Избранные произведения в двух томах. Том 2
Шрифт:
Теперь они шли мимо сельских магазинов, следовавших один за другим.
К двери раймага тянулась изрядная очередь.
— Что дают? — поинтересовался Платон Андреевич.
— За вельветом, — сообщили ему.
Это было неинтересно.
Рядом красовалась вывеска: «Хозмаг». Изнутри к стеклу витрины приклеена бумажка: «Гвоздей нет».
Нина весело расхохоталась.
А дальше был книжный магазин.
— Зайдем, — предложил Хохлов. — Здесь, в глуши, иногда такое попадается — на Невском не сыщешь.
Она
Посул бывалого северянина оправдался. Глаза Нины Викторовны разбежались, засверкали азартно и жадно, когда она взглянула на прилавок.
— О!.. — воскликнула она, схватив белый томик Петрарки. И прижала его к груди, будто боялась, что кто-нибудь отнимет.
Но в магазине сейчас никого не было, а продавщица, забившись в угол, кидала костяшки на счетах.
— О… — сказала Нина и присоединила к Петрарке «Признанья» Винокурова.
Потом взяла «Тихого американца», «Аку-аку» и сразу три увесистых тома афанасьевских сказок. Горка росла.
— Самолет, — попытался ее вразумить Платон Андреевич, намекая на багажные расценки.
— Ерунда, — ответила Нина.
Рука ее порхала над лежбищем книг, открыто наваленных на прилавок, и Хохлов заметил, как ее пальцы то с благоговейной нежностью касались одной обложки, то с безразличием и даже брезгливостью миновали другую.
Вдруг он насторожился.
Эти пальцы задумчиво тронули темно-зеленые корешки двухтомника. Имени автора на обложке не было. Было официальное и многострочное, как на старинных фолиантах, заглавие: «Переписка Председателя Совета Министров СССР с президентами США и премьер-министрами Великобритании во время Великой Отечественной войны 1941–1945 гг.».
Хохлов пристально следил за тем, как поведут себя пальцы.

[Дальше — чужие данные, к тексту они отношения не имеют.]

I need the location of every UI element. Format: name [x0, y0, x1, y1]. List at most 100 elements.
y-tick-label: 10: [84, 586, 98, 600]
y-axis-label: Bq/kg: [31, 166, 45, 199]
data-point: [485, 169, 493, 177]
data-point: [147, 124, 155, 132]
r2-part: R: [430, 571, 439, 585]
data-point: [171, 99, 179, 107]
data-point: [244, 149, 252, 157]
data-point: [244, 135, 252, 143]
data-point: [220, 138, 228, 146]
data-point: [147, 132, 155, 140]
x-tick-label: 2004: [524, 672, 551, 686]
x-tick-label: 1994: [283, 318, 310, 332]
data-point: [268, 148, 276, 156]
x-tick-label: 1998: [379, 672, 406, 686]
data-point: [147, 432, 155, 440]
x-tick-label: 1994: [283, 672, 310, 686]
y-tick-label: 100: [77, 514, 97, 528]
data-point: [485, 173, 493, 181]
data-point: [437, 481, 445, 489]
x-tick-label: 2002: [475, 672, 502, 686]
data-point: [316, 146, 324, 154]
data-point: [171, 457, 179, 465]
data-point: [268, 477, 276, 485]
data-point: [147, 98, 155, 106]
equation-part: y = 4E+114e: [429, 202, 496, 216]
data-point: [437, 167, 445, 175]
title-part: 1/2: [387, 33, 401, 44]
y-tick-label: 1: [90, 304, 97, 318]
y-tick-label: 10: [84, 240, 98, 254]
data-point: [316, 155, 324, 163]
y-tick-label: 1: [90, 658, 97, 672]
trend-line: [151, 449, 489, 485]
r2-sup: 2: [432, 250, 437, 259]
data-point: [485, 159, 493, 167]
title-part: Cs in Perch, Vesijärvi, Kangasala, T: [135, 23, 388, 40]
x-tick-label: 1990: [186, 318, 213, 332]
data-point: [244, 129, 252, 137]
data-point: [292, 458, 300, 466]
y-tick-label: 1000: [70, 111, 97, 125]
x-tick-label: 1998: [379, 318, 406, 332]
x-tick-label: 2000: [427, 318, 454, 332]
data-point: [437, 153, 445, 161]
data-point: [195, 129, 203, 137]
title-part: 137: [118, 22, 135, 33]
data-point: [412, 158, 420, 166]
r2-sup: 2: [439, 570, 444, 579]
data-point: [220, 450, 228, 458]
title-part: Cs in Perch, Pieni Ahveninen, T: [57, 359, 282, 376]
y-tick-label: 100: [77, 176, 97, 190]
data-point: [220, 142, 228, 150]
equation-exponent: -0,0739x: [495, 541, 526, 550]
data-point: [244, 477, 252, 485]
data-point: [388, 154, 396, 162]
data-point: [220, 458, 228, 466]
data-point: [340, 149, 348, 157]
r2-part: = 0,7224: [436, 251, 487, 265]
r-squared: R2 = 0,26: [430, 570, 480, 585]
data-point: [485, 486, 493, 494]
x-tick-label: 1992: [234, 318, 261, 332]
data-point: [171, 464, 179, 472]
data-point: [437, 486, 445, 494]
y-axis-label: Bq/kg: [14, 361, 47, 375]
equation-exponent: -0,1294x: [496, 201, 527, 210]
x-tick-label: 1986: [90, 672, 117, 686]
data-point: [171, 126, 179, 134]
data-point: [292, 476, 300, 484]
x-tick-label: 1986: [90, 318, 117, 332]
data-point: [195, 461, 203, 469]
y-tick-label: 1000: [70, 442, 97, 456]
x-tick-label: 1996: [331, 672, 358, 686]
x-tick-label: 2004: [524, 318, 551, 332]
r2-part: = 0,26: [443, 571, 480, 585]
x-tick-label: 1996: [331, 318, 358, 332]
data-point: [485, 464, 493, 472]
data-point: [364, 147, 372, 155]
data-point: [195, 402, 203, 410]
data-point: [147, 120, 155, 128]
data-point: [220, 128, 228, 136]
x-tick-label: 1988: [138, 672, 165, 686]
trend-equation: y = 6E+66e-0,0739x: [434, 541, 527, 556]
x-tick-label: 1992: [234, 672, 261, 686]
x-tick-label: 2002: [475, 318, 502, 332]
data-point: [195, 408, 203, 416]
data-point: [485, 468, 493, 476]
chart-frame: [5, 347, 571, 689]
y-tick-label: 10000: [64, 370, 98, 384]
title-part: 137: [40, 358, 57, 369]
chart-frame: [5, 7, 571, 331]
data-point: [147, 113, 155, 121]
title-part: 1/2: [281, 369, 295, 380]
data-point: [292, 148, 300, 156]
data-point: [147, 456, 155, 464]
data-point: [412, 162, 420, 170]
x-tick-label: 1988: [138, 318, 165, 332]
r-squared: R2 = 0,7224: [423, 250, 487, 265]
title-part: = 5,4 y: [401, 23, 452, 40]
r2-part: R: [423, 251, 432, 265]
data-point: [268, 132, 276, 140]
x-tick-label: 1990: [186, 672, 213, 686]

Пальцы медленно перелистывали страницы…
— У меня это есть, — сказала Нина Ляшук. — Вы читали?
— Да.
Продавщица в дальнем углу все постукивала костяшками.
— Все-таки это поразительно. Я имею в виду характер… Вы обратили внимание — вот здесь, в самом начале, — когда немцы были под Москвой… А он писал так, будто мы стояли под Берлином… Такая уверенность, такая сила.
— Да, конечно, — пробормотал Хохлов.
Она расплатилась, а Платон Андреевич подхватил тяжелую связку.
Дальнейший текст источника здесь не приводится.